Il numero di decessi legati alla pandemia di coronavirus in Italia potrebbe essere almeno di 11.600 casi in più rispetto ai dati ufficiali. È quanto riferito da un rapporto congiunto dell’Istituto nazionale di statistica (Istat) e dell’Istituto superiore di sanità (Iss).

Il periodo di riferimento va dal 20 febbraio, quando il primo caso di contagio da coronavirus è stato registrato in Lombardia, fino al 31 marzo. Rispetto all’indicatore medio dal 2015 al 2019, la mortalità in questo periodo è aumentata del 38,7%. Di questi, secondo i dati ufficiali, oltre 13mila pazienti fino alla fine di marzo sono morti per le conseguenze del covid-19.

“Esiste anche una percentuale di circa 11.600 decessi per i quali possiamo, utilizzando i dati disponibili fino ad oggi, ipotizzare circa tre possibili cause.
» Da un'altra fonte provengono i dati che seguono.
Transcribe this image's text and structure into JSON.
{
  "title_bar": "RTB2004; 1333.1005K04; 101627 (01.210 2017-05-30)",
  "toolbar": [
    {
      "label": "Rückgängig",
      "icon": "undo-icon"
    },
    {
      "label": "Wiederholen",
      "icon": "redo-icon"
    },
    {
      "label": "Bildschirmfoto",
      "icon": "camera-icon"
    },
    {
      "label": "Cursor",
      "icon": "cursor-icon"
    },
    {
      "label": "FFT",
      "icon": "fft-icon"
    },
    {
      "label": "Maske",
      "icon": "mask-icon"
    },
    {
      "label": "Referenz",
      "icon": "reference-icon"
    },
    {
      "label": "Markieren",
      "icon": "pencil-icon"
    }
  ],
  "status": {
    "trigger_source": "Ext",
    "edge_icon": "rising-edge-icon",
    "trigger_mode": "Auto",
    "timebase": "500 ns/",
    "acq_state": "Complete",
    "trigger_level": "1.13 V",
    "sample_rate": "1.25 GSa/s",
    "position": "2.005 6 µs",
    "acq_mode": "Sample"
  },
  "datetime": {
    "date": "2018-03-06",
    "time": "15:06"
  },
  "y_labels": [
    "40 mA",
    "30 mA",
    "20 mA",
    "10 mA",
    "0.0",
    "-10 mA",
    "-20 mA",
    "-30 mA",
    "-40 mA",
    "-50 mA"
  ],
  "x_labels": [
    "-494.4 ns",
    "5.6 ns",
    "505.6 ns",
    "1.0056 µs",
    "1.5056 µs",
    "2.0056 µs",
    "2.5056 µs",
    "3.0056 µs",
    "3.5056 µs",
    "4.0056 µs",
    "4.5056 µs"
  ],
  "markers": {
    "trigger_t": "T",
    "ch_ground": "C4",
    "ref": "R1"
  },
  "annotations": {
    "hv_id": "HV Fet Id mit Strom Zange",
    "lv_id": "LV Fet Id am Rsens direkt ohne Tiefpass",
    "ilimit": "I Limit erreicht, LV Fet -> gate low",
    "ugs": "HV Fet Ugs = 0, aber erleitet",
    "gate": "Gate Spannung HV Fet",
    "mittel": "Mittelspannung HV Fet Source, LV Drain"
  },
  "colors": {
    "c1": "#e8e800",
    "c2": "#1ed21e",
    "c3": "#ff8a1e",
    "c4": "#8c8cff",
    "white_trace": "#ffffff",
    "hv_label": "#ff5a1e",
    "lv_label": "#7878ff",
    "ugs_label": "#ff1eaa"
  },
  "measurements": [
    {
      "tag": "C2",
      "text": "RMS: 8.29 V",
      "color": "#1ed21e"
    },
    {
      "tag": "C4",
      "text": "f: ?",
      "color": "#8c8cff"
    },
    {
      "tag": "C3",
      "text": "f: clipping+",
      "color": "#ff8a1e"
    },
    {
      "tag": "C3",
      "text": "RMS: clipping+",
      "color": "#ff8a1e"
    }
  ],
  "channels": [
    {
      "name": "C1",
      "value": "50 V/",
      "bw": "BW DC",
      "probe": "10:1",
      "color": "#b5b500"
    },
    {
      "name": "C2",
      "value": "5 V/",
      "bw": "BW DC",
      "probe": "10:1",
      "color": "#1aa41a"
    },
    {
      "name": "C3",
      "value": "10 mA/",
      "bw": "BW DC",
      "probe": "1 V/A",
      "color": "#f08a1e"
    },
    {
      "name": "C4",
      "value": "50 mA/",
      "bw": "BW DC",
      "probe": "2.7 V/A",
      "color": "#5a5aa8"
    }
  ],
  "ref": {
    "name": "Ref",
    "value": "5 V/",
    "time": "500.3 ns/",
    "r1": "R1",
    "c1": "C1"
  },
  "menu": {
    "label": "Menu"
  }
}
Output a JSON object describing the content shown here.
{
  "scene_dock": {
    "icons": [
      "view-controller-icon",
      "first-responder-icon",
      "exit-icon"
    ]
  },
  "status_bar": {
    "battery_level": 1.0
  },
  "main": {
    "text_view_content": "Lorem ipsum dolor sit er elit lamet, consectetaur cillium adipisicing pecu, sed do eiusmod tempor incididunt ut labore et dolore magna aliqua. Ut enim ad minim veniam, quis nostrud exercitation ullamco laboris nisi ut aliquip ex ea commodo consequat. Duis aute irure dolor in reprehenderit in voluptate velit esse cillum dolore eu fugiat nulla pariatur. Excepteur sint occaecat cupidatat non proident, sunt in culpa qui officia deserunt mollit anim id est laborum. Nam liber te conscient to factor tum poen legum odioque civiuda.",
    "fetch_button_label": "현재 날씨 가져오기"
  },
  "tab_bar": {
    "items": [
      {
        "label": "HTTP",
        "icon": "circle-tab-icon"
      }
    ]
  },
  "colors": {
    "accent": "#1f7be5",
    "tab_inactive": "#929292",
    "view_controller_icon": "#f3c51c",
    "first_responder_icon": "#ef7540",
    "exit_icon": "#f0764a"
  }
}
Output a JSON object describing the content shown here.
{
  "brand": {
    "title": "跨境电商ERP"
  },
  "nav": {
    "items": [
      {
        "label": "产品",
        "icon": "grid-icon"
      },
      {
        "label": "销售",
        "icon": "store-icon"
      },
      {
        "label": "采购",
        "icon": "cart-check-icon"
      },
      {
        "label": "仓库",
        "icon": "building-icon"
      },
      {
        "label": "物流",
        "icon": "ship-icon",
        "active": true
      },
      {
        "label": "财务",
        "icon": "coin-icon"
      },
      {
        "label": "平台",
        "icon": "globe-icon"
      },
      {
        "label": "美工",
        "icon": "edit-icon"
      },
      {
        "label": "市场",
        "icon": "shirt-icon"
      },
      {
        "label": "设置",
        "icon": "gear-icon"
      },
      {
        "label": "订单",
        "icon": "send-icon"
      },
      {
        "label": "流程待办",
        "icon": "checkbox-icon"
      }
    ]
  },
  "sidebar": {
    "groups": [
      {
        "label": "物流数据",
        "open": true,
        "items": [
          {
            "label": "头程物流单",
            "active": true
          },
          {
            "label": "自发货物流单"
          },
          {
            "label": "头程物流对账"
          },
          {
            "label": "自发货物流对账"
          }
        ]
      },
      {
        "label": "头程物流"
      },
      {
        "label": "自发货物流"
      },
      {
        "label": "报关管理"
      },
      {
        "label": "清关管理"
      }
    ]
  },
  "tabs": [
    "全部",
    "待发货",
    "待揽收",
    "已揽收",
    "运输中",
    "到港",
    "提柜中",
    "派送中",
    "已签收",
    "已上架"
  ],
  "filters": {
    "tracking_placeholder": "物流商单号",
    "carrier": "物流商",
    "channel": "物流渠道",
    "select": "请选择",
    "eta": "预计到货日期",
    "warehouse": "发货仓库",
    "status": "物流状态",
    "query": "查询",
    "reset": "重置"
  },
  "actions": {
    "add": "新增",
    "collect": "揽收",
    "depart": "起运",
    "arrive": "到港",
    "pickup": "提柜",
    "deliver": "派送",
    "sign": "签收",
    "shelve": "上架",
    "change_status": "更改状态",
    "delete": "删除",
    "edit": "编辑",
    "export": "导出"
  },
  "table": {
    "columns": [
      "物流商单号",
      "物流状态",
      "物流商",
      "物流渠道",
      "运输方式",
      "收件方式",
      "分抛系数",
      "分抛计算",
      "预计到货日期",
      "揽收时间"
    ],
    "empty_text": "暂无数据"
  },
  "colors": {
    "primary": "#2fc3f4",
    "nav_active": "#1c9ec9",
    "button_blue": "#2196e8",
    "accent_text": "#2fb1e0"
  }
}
La mortalità aggiuntiva associata a covid-19 (casi in cui il test non è stato eseguito), mortalità indiretta associata a covid-19 (morte dovuta a disfunzione di organi come il cuore o i reni e le probabili conseguenze delle malattie causate dal virus in persone non sottoposte a test, come nel caso dell’aumento della mortalità per problemi cardiorespiratori durante l’influenza) – si rileva nello studio – Infine, la mortalità indiretta non associata con il virus, ma che è stato causato dalla crisi del sistema sanitario e il timore di raggiungere l’ospedale nelle zone più colpite”.

Scienziati ed esperti, analizzando i dati sulla mortalità e il decorso dell’epidemia di coronavirus, hanno diviso l’Italia in tre parti: l’89% di tutti i decessi si sono concentrati nel nord del paese. A marzo, le province più colpite dall’epidemia sono state quelle della regione Lombardia, che hanno registrato un aumento multiplo della mortalità. A Bergamo è cresciuto del 568%, a Cremona del 391%. In generale a marzo rispetto allo scorso anno, la mortalità in Italia è aumentata del 49,4%.